Indigenous Knowledge and the Search for Plant Medicine: A Teaching Case Study Involving Prior Informed Consent with the Maya ICBG

Date and Time: 
Thursday, 11 May, 2017 - 11:15
Author(s): 
Shebitz
, Daniela - Kean University
Oviedo
, Angela - Kean University
Field
, Dr. Patrick

In the 1990s, the Maya ICBG (International Cooperative Biodiversity Group) was one of the major bioprospecting projects in Chiapas, Mexico and was designed to incorporate traditional knowledge into pharmaceutical research. The researchers had hopes of benefiting indigenous communities economically and technologically while conserving plants and traditional knowledge.
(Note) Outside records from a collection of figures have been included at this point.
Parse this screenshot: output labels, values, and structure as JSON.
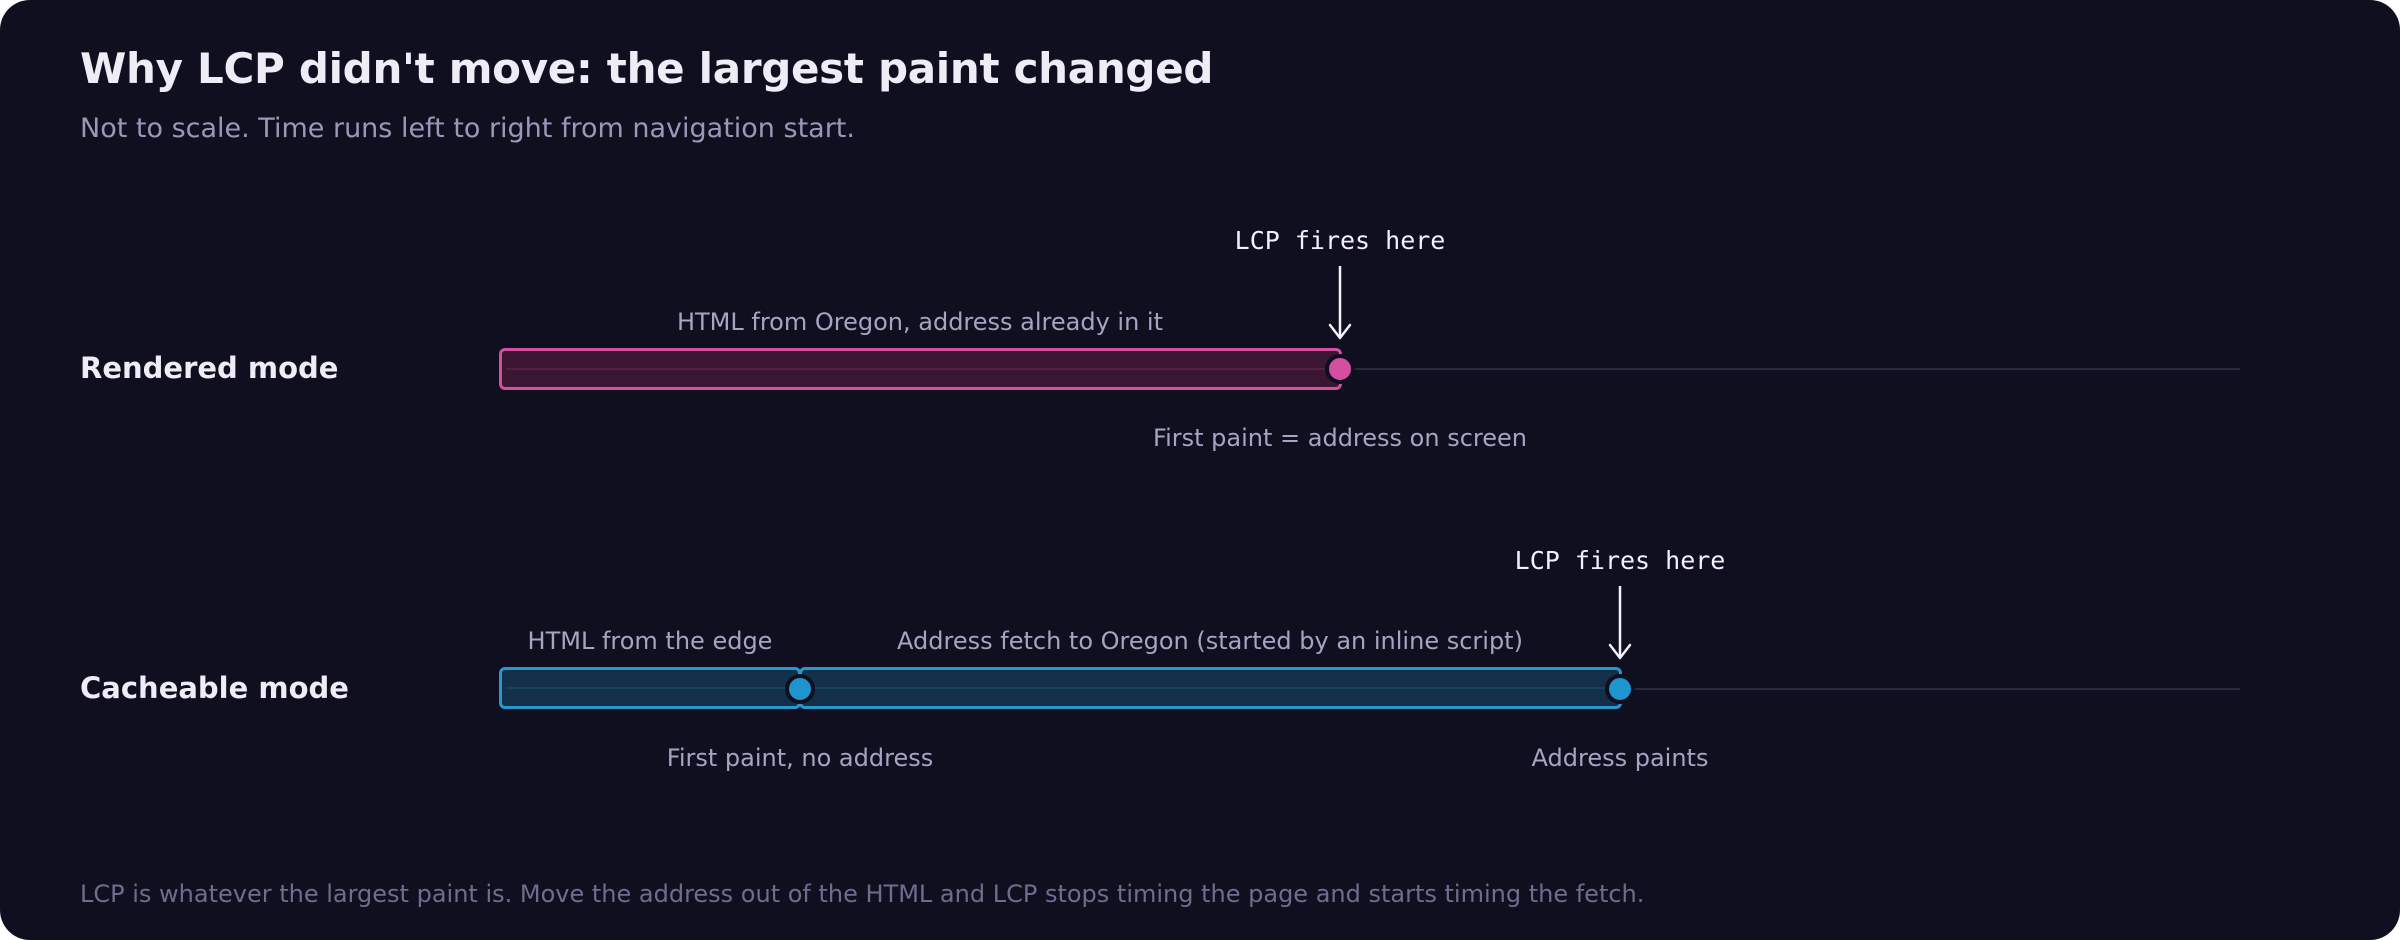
{
  "header": {
    "title": "Why LCP didn't move: the largest paint changed",
    "subtitle": "Not to scale. Time runs left to right from navigation start."
  },
  "lanes": [
    {
      "name": "Rendered mode",
      "color": "#d44ea2",
      "segments": [
        {
          "label": "HTML from Oregon, address already in it"
        }
      ],
      "milestones": [
        {
          "label": "First paint = address on screen"
        }
      ],
      "lcp_label": "LCP fires here"
    },
    {
      "name": "Cacheable mode",
      "color": "#1f95cf",
      "segments": [
        {
          "label": "HTML from the edge"
        },
        {
          "label": "Address fetch to Oregon (started by an inline script)"
        }
      ],
      "milestones": [
        {
          "label": "First paint, no address"
        },
        {
          "label": "Address paints"
        }
      ],
      "lcp_label": "LCP fires here"
    }
  ],
  "footnote": "LCP is whatever the largest paint is. Move the address out of the HTML and LCP stops timing the page and starts timing the fetch.",
  "colors": {
    "background": "#100f20",
    "rendered_accent": "#d44ea2",
    "cacheable_accent": "#1f95cf"
  }
}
Unfortunately, the project experienced local and international opposition who accused the project of exploiting indigenous people and privatizing their knowledge. The opposition claimed that commercially using medicinal plants conflicts with collective traditions and religions of the Maya. We present a teaching module in the form of an interrupted case study in which participants learn about the ethnobotanical study that shifted from one of promise to one of controversy. This case study is appropriate for undergraduates in various majors pertaining to ethnobiology and aims to teach about the complexities associated with bioprospecting and the reasons for an ethnobotanical project’s success or failure.